Joseph William Meagher's Tippy Locklin is a magical and wildly funny re-creation of a Brooklyn boyhood in the 1920s. As Richard Sullivan in The New York Times Book Review observed, it is a novel "so loaded with warm, hearty people, so charged with honest, affectionate fun that in final effect it is a small celebration of the very goodness of being alive." For what Tippy's world instills in him is "a belief that all is intrinsically well and that the world is not a jungle of broken glass but a well-ordered place where things go wrong and people misbehave, but whose foundation is strong and indestructible."

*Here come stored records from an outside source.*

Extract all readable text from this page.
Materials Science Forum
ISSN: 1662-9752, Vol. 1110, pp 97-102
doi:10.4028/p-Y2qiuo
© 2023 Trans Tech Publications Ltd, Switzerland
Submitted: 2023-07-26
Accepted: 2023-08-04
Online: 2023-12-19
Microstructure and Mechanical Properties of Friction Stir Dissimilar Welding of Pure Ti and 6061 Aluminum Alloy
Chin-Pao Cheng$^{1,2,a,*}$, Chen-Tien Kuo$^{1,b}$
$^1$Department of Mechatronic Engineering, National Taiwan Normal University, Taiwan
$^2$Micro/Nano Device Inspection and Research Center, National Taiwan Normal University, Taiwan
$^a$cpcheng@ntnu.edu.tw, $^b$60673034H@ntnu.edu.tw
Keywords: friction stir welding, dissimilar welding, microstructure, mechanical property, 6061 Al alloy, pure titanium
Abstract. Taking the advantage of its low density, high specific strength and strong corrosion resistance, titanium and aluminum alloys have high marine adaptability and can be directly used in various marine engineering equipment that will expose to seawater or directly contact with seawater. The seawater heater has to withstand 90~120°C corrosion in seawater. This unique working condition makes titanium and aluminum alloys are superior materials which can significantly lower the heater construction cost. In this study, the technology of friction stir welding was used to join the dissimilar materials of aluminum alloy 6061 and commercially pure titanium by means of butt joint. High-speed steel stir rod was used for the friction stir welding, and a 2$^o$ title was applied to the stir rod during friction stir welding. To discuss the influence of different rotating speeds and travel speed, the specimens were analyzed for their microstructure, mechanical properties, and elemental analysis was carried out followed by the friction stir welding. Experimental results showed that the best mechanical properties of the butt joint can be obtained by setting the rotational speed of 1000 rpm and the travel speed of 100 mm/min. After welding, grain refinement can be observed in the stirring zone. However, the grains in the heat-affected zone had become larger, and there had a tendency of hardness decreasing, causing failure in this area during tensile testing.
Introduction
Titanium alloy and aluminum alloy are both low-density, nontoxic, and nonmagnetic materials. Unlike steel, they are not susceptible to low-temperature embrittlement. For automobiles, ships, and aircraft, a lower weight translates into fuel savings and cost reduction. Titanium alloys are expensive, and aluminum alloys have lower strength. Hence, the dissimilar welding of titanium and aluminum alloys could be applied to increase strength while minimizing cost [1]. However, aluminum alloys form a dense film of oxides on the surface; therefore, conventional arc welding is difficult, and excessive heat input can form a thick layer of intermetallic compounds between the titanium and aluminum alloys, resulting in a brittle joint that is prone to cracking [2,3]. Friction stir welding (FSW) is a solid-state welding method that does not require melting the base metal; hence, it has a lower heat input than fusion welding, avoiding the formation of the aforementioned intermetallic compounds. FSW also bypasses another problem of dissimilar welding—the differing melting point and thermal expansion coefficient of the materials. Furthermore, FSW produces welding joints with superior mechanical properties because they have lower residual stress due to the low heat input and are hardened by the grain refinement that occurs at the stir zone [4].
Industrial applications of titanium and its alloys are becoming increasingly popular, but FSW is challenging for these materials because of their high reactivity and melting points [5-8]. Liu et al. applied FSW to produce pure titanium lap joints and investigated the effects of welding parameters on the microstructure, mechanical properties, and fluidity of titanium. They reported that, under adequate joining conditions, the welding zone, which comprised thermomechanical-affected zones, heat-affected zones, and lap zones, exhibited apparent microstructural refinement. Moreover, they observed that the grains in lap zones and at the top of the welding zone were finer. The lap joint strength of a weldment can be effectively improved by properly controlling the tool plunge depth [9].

The characters in Tippy's world are memorable. Especially notable is his neighbor, Mr. Duffy the cabdriver, wondrously tattooed with a motto of his own composition: "For God, Country, Mother and Girl Friend." Mr. Duffy has an enormous wife ("Lousy cook, but the strongest woman you ever saw"), a lady addicted to sitting down. Early on she endears herself to the reader when she sits down on a crate, part of the parlor furniture, and just as she cozily establishes herself, there is a noise of splintering wood and above it a pleasant tinkling sound. "Fine!" Mr. Duffy says. "Those were the Christmas tree ornaments."
Reading Tippy Locklin is like opening a grab bag of delightful surprises - the laughter, warmth and love that fill the book remain vivid long after the last page has been turned.
"I little thought," wrote Dorothy Parker at the close of her lengthy review in Esquire magazine, "that I should ever go on like this over a book about a small boy - especially one named Tippy. But here I am, and all naked of apologies."